The love for birds gathers millions of enthusiasts around the world annually, willing to share their tricks and latest tips and freely talk about their passion. For decades, there have been hundreds of dedicated communities for bird enthusiasts where people can exchange information and learn more things about their favorite bird species.

If you too want to be part of one of these special communities, here are some that might spark your interest. Just make sure you purchase the right pair of wildlife viewing binoculars and have enough free time on your hands.

 

 

eBird

eBird is the largest birding community in the world and has hundreds of thousands of members all around the globe. The Cornell Lab of Ornithology project is supported entirely by sponsors, grants, and donations, meaning it is free for everyone to sign in. It even has a dedicated app you can download from Google Play or the Apple App Store, with amazing features for all users.

By joining the community, you will be able to find more birds, keep track of your special bird lists with sounds and photos, explore some of the latest sightings around the world, and even bring your own contribution to science and the conservation of biodiversity.

There are over 100 million bird sightings contributed each year by enthusiasts all around the globe, so you will have no trouble finding an area close to your home if you want to start watching the birds on your own.

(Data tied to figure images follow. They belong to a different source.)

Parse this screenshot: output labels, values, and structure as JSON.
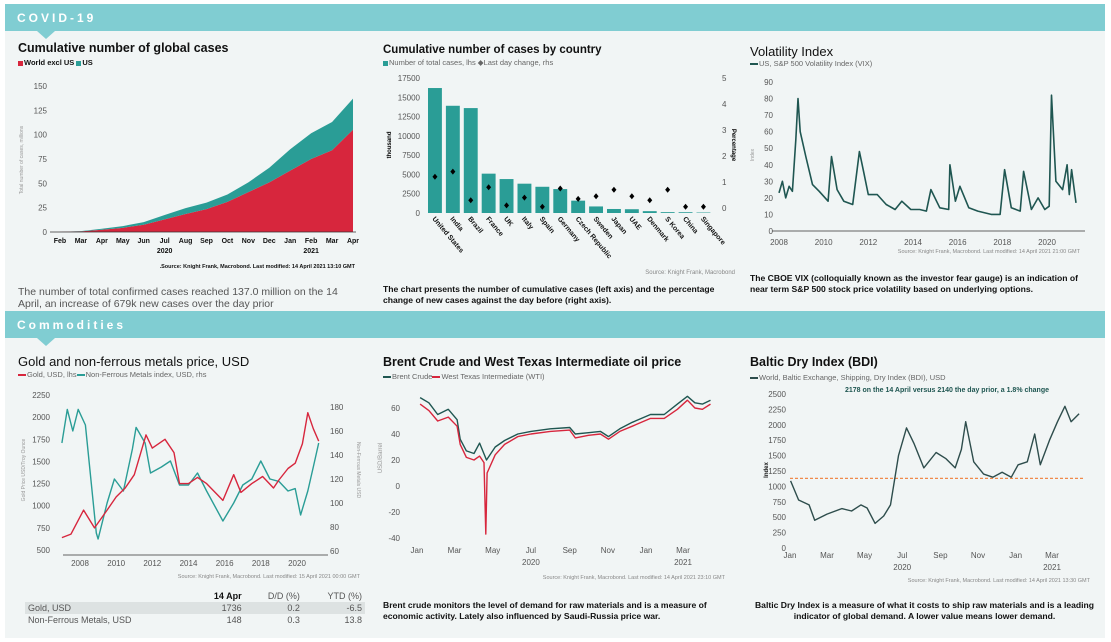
{
  "sections": {
    "covid": "COVID-19",
    "commodities": "Commodities"
  },
  "colors": {
    "header": "#80cdd2",
    "red": "#d7263d",
    "teal": "#2a9d96",
    "dark_teal": "#1f5651",
    "bdi_line": "#2e4d4c",
    "reference": "#f08a4b"
  },
  "chart_data": [
    {
      "id": "global_cases",
      "type": "area",
      "stacked": true,
      "title": "Cumulative number of global cases",
      "ylabel": "Total number of cases, millions",
      "ylim": [
        0,
        150
      ],
      "yticks": [
        0,
        25,
        50,
        75,
        100,
        125,
        150
      ],
      "categories": [
        "Feb",
        "Mar",
        "Apr",
        "May",
        "Jun",
        "Jul",
        "Aug",
        "Sep",
        "Oct",
        "Nov",
        "Dec",
        "Jan",
        "Feb",
        "Mar",
        "Apr"
      ],
      "year_labels": [
        {
          "label": "2020",
          "at": "Jul"
        },
        {
          "label": "2021",
          "at": "Feb"
        }
      ],
      "series": [
        {
          "name": "World excl US",
          "color": "#d7263d",
          "values": [
            0.1,
            0.7,
            2.3,
            4.3,
            7.5,
            13,
            18.5,
            23.5,
            31,
            41,
            51,
            63,
            75,
            84,
            105
          ]
        },
        {
          "name": "US",
          "color": "#2a9d96",
          "values": [
            0,
            0.2,
            1.1,
            1.8,
            2.6,
            4.5,
            6,
            6.7,
            7.5,
            10,
            15,
            22,
            26.5,
            29,
            32
          ]
        }
      ],
      "source": "Source: Knight Frank, Macrobond. Last modified: 14 April 2021 13:10 GMT.",
      "description": "The number of total confirmed cases reached 137.0 million on the 14 April, an increase of 679k new cases over the day prior"
    },
    {
      "id": "cases_by_country",
      "type": "bar",
      "title": "Cumulative number of cases by country",
      "ylabel": "thousand",
      "y2label": "Percentage",
      "ylim": [
        0,
        17500
      ],
      "yticks": [
        0,
        2500,
        5000,
        7500,
        10000,
        12500,
        15000,
        17500
      ],
      "y2lim": [
        0,
        5
      ],
      "y2ticks": [
        0,
        1,
        2,
        3,
        4,
        5
      ],
      "categories": [
        "United States",
        "India",
        "Brazil",
        "France",
        "UK",
        "Italy",
        "Spain",
        "Germany",
        "Czech Republic",
        "Sweden",
        "Japan",
        "UAE",
        "Denmark",
        "S Korea",
        "China",
        "Singapore"
      ],
      "series": [
        {
          "name": "Number of total cases, lhs",
          "color": "#2a9d96",
          "values": [
            16200,
            13900,
            13600,
            5100,
            4400,
            3800,
            3400,
            3100,
            1600,
            850,
            520,
            490,
            240,
            110,
            100,
            60
          ]
        },
        {
          "name": "Last day change, rhs",
          "color": "#000000",
          "marker": "diamond",
          "values": [
            1.2,
            1.4,
            0.3,
            0.8,
            0.1,
            0.4,
            0.05,
            0.75,
            0.35,
            0.45,
            0.7,
            0.45,
            0.3,
            0.7,
            0.05,
            0.05
          ]
        }
      ],
      "source": "Source: Knight Frank, Macrobond",
      "description": "The chart presents the number of cumulative cases (left axis) and the percentage change of new cases against the day before (right axis)."
    },
    {
      "id": "vix",
      "type": "line",
      "title": "Volatility Index",
      "ylabel": "Index",
      "ylim": [
        0,
        90
      ],
      "yticks": [
        0,
        10,
        20,
        30,
        40,
        50,
        60,
        70,
        80,
        90
      ],
      "xticks": [
        2008,
        2010,
        2012,
        2014,
        2016,
        2018,
        2020
      ],
      "series": [
        {
          "name": "US, S&P 500 Volatility Index (VIX)",
          "color": "#1f5651",
          "x": [
            2008.0,
            2008.15,
            2008.3,
            2008.45,
            2008.6,
            2008.75,
            2008.85,
            2008.95,
            2009.2,
            2009.5,
            2009.8,
            2010.2,
            2010.35,
            2010.6,
            2010.9,
            2011.3,
            2011.6,
            2011.8,
            2012.0,
            2012.4,
            2012.8,
            2013.2,
            2013.5,
            2013.9,
            2014.3,
            2014.6,
            2014.8,
            2015.2,
            2015.6,
            2015.65,
            2015.9,
            2016.1,
            2016.5,
            2016.9,
            2017.5,
            2017.9,
            2018.1,
            2018.4,
            2018.8,
            2018.95,
            2019.3,
            2019.6,
            2019.9,
            2020.1,
            2020.2,
            2020.4,
            2020.7,
            2020.9,
            2021.0,
            2021.1,
            2021.3
          ],
          "y": [
            23,
            30,
            20,
            27,
            24,
            55,
            80,
            60,
            45,
            28,
            24,
            18,
            45,
            25,
            18,
            16,
            48,
            35,
            22,
            22,
            16,
            13,
            18,
            13,
            13,
            12,
            25,
            14,
            13,
            40,
            18,
            27,
            14,
            12,
            10,
            10,
            37,
            14,
            12,
            36,
            13,
            20,
            13,
            15,
            82,
            30,
            25,
            40,
            22,
            37,
            17
          ]
        }
      ],
      "source": "Source: Knight Frank, Macrobond. Last modified: 14 April 2021 21:00 GMT",
      "description": "The CBOE VIX (colloquially known as the investor fear gauge) is an indication of near term S&P 500 stock price volatility based on underlying options."
    },
    {
      "id": "gold_metals",
      "type": "line",
      "title": "Gold and non-ferrous metals price, USD",
      "ylabel": "Gold Price USD/Troy Ounce",
      "y2label": "Non-Ferrous Metals USD",
      "ylim": [
        500,
        2250
      ],
      "yticks": [
        500,
        750,
        1000,
        1250,
        1500,
        1750,
        2000,
        2250
      ],
      "y2lim": [
        60,
        180
      ],
      "y2ticks": [
        60,
        80,
        100,
        120,
        140,
        160,
        180
      ],
      "xticks": [
        2008,
        2010,
        2012,
        2014,
        2016,
        2018,
        2020
      ],
      "series": [
        {
          "name": "Gold, USD, lhs",
          "color": "#d7263d",
          "axis": "left",
          "x": [
            2007.0,
            2007.5,
            2008.2,
            2008.8,
            2009.5,
            2010.0,
            2010.5,
            2011.0,
            2011.65,
            2012.0,
            2012.7,
            2013.2,
            2013.5,
            2014.0,
            2014.5,
            2015.0,
            2015.9,
            2016.5,
            2016.9,
            2017.5,
            2018.1,
            2018.7,
            2019.0,
            2019.5,
            2019.9,
            2020.3,
            2020.6,
            2020.9,
            2021.2
          ],
          "y": [
            640,
            680,
            950,
            750,
            950,
            1100,
            1200,
            1350,
            1800,
            1650,
            1750,
            1600,
            1250,
            1250,
            1320,
            1250,
            1060,
            1350,
            1150,
            1250,
            1330,
            1200,
            1290,
            1420,
            1480,
            1700,
            2050,
            1870,
            1730
          ]
        },
        {
          "name": "Non-Ferrous Metals index, USD, rhs",
          "color": "#2a9d96",
          "axis": "right",
          "x": [
            2007.0,
            2007.3,
            2007.6,
            2007.9,
            2008.3,
            2008.9,
            2009.0,
            2009.5,
            2009.9,
            2010.4,
            2010.9,
            2011.1,
            2011.6,
            2011.9,
            2012.5,
            2013.0,
            2013.5,
            2014.0,
            2014.5,
            2015.0,
            2015.9,
            2016.5,
            2017.0,
            2017.5,
            2018.0,
            2018.5,
            2019.0,
            2019.5,
            2019.9,
            2020.2,
            2020.6,
            2020.9,
            2021.2
          ],
          "y": [
            150,
            178,
            160,
            178,
            165,
            75,
            70,
            100,
            120,
            110,
            145,
            163,
            150,
            125,
            130,
            135,
            115,
            115,
            125,
            110,
            85,
            100,
            115,
            120,
            135,
            120,
            118,
            110,
            112,
            90,
            110,
            130,
            150
          ]
        }
      ],
      "source": "Source: Knight Frank, Macrobond. Last modified: 15 April 2021 00:00 GMT",
      "table": {
        "headers": [
          "",
          "14 Apr",
          "D/D (%)",
          "YTD (%)"
        ],
        "rows": [
          [
            "Gold, USD",
            "1736",
            "0.2",
            "-6.5"
          ],
          [
            "Non-Ferrous Metals, USD",
            "148",
            "0.3",
            "13.8"
          ]
        ]
      }
    },
    {
      "id": "oil",
      "type": "line",
      "title": "Brent Crude and West Texas Intermediate oil price",
      "ylabel": "USD/Barrel",
      "ylim": [
        -40,
        70
      ],
      "yticks": [
        -40,
        -20,
        0,
        20,
        40,
        60
      ],
      "xticks": [
        {
          "date": "2020-01-01",
          "label": "Jan"
        },
        {
          "date": "2020-03-01",
          "label": "Mar"
        },
        {
          "date": "2020-05-01",
          "label": "May"
        },
        {
          "date": "2020-07-01",
          "label": "Jul"
        },
        {
          "date": "2020-09-01",
          "label": "Sep"
        },
        {
          "date": "2020-11-01",
          "label": "Nov"
        },
        {
          "date": "2021-01-01",
          "label": "Jan"
        },
        {
          "date": "2021-03-01",
          "label": "Mar"
        }
      ],
      "year_labels": [
        {
          "label": "2020",
          "date": "2020-07-01"
        },
        {
          "label": "2021",
          "date": "2021-03-01"
        }
      ],
      "series": [
        {
          "name": "Brent Crude",
          "color": "#1f5651",
          "x": [
            "2020-01-06",
            "2020-01-20",
            "2020-02-03",
            "2020-02-20",
            "2020-03-05",
            "2020-03-10",
            "2020-03-20",
            "2020-04-01",
            "2020-04-10",
            "2020-04-21",
            "2020-05-05",
            "2020-05-20",
            "2020-06-10",
            "2020-07-01",
            "2020-08-01",
            "2020-09-01",
            "2020-09-10",
            "2020-10-01",
            "2020-10-20",
            "2020-11-02",
            "2020-11-20",
            "2020-12-10",
            "2021-01-08",
            "2021-01-30",
            "2021-02-20",
            "2021-03-08",
            "2021-03-20",
            "2021-04-01",
            "2021-04-14"
          ],
          "y": [
            68,
            64,
            55,
            59,
            51,
            36,
            27,
            25,
            33,
            20,
            30,
            35,
            40,
            42,
            44,
            45,
            40,
            41,
            42,
            38,
            44,
            49,
            55,
            55,
            63,
            69,
            64,
            63,
            66
          ]
        },
        {
          "name": "West Texas Intermediate (WTI)",
          "color": "#d7263d",
          "x": [
            "2020-01-06",
            "2020-01-20",
            "2020-02-03",
            "2020-02-20",
            "2020-03-05",
            "2020-03-10",
            "2020-03-20",
            "2020-04-01",
            "2020-04-10",
            "2020-04-17",
            "2020-04-20",
            "2020-04-22",
            "2020-05-05",
            "2020-05-20",
            "2020-06-10",
            "2020-07-01",
            "2020-08-01",
            "2020-09-01",
            "2020-09-10",
            "2020-10-01",
            "2020-10-20",
            "2020-11-02",
            "2020-11-20",
            "2020-12-10",
            "2021-01-08",
            "2021-01-30",
            "2021-02-20",
            "2021-03-08",
            "2021-03-20",
            "2021-04-01",
            "2021-04-14"
          ],
          "y": [
            63,
            58,
            50,
            53,
            46,
            32,
            22,
            20,
            23,
            18,
            -37,
            10,
            24,
            32,
            38,
            40,
            42,
            43,
            37,
            39,
            40,
            36,
            42,
            46,
            52,
            52,
            59,
            66,
            60,
            59,
            63
          ]
        }
      ],
      "source": "Source: Knight Frank, Macrobond. Last modified: 14 April 2021 23:10 GMT",
      "description": "Brent crude monitors the level of demand for raw materials and is a measure of economic activity. Lately also influenced by Saudi-Russia price war."
    },
    {
      "id": "bdi",
      "type": "line",
      "title": "Baltic Dry Index (BDI)",
      "ylabel": "Index",
      "ylim": [
        0,
        2500
      ],
      "yticks": [
        0,
        250,
        500,
        750,
        1000,
        1250,
        1500,
        1750,
        2000,
        2250,
        2500
      ],
      "xticks": [
        {
          "date": "2020-01-01",
          "label": "Jan"
        },
        {
          "date": "2020-03-01",
          "label": "Mar"
        },
        {
          "date": "2020-05-01",
          "label": "May"
        },
        {
          "date": "2020-07-01",
          "label": "Jul"
        },
        {
          "date": "2020-09-01",
          "label": "Sep"
        },
        {
          "date": "2020-11-01",
          "label": "Nov"
        },
        {
          "date": "2021-01-01",
          "label": "Jan"
        },
        {
          "date": "2021-03-01",
          "label": "Mar"
        }
      ],
      "year_labels": [
        {
          "label": "2020",
          "date": "2020-07-01"
        },
        {
          "label": "2021",
          "date": "2021-03-01"
        }
      ],
      "reference_line": 1130,
      "annotation": "2178 on the 14 April versus 2140 the day prior, a 1.8% change",
      "series": [
        {
          "name": "World, Baltic Exchange, Shipping, Dry Index (BDI), USD",
          "color": "#2e4d4c",
          "x": [
            "2020-01-02",
            "2020-01-15",
            "2020-02-01",
            "2020-02-10",
            "2020-03-01",
            "2020-03-25",
            "2020-04-10",
            "2020-04-25",
            "2020-05-05",
            "2020-05-18",
            "2020-06-01",
            "2020-06-12",
            "2020-06-25",
            "2020-07-08",
            "2020-07-20",
            "2020-08-05",
            "2020-08-25",
            "2020-09-10",
            "2020-09-25",
            "2020-10-05",
            "2020-10-12",
            "2020-10-25",
            "2020-11-10",
            "2020-11-25",
            "2020-12-10",
            "2020-12-25",
            "2021-01-05",
            "2021-01-20",
            "2021-02-01",
            "2021-02-10",
            "2021-02-25",
            "2021-03-10",
            "2021-03-22",
            "2021-04-01",
            "2021-04-14"
          ],
          "y": [
            1090,
            780,
            700,
            450,
            550,
            640,
            600,
            700,
            650,
            400,
            520,
            700,
            1500,
            1950,
            1700,
            1300,
            1550,
            1450,
            1300,
            1600,
            2050,
            1400,
            1200,
            1150,
            1230,
            1150,
            1350,
            1400,
            1850,
            1350,
            1750,
            2050,
            2300,
            2050,
            2178
          ]
        }
      ],
      "source": "Source: Knight Frank, Macrobond. Last modified: 14 April 2021 13:30 GMT",
      "description": "Baltic Dry Index is a measure of what it costs to ship raw materials and is a leading indicator of global demand. A lower value means lower demand."
    }
  ]
}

And, since the project continues to grow, you are encouraged to bring your own contributions to the website, meet some of the national and international partner organizations, and even find a job in the area that suits your qualifications.

 

Birding Buddies

Another fantastic platform you can join is the Birding Buddies. It describes itself as a free online resource for bird lovers from all corners of the world. It centralizes the most relevant Wikipedia articles, simplifies eBird data for newbies, and provides the users with relevant information based on their current location.

The website offers a different page for each bird, including classification information, relevant articles, photos, and recent nearby sightings. Therefore, Birding Buddies can prove an excellent source for scholars, researchers, students, and simple people who are fascinated by birds.

The platform allows you to build a profile and become an active member and contributor of the community. Active members are allowed to share sightings, birding knowledge, and photos with other people from the community in order to help each other and learn more about their favorite species of birds.

You’ll also find relevant information about the best tools to use when going bird watching, including tips on reliable and affordable birding binoculars for those with limited budgets.

 

 

Feminist Bird Club

The first feminist bird club was founded in 2016 in New York and already has two other branches, one in Baltimore, and the other one in Chicago. The club’s founder, Molly Adams from New York, stated that most members of regular bird clubs are middle-aged, white males and that they are not inclusive with other members of the society.

In fact, bird watching alone in parks or secluded areas at dawn or early night can be a threat for non-males. The Feminist Bird Club swears by a manifesto that promotes “a safe opportunity to connect with the natural world in urban environments.” All new members are welcome, though most of them are women, non-binary people, and active members of the LGBTQ+ community.

The club also sells its own iron-on patches. The 2018 edition patches feature a spotted sandpiper, a bird known for its polyandry. It is important to mention that all funds gained by selling the patches are donated to the Black Lives Matter organization. The club also promises a female-only bird walk in the near future.

 

Bird-friendly cities

If you decided to become a member of one of the earlier mentioned bird clubs, perhaps you should also know some of the cities in the United States that are known for their wildlife.

The fact is that you don’t have to plan expensive trips overseas just to watch some of your beloved birds. With a little luck and the right equipment (even a non-branded pair of inexpensive binoculars for birding will do), anyone can turn into a bird watcher.

You can start your journey in Tucson, Arizona, home of many unique bird species, including rare hummingbirds, the Gambel’s quail or the cactus wrens. Even the authorities are actively involved in the preservation of wildlife, while locals have been taking part in the annual Tucson Bird Count since 2001.

Fort Lauderdale, Florida

The place is one of the first certified as a National Wildlife Federation Community Wildlife Habitat. You’ll spot countless migrating species and resident species alike, thanks to the proximity to the Atlantic Ocean. Waterbirds and least terns are just some of the birds you’ll most likely see here.

 

Harlingen, Texas

The city is known for hosting some of the country’s oldest birding celebrations. Due to its proximity to the Mexican border, people from both countries come here annually to see unique species of birds like the Altamira orioles and the green jays.

The Grande Valley Birding Festival is the biggest of its kind, and it emphasizes the benefits of ecotourism. The warm climate and long summer days are a delight for birdwatchers, so we suggest you visit the city anytime soon.

 

Cape May, New Jersey

Another ideal spot for bird enthusiasts is the Cape Bay peninsula, located between Delaware Bay and the Atlantic Ocean. The city becomes the perfect home for migrating birds that look for safe places to live in the wintertime. The local wetlands attract thousands of birds from various species, from semipalmated sandpipers and sanderlings to ruddy turnstones, warblers, and red knots.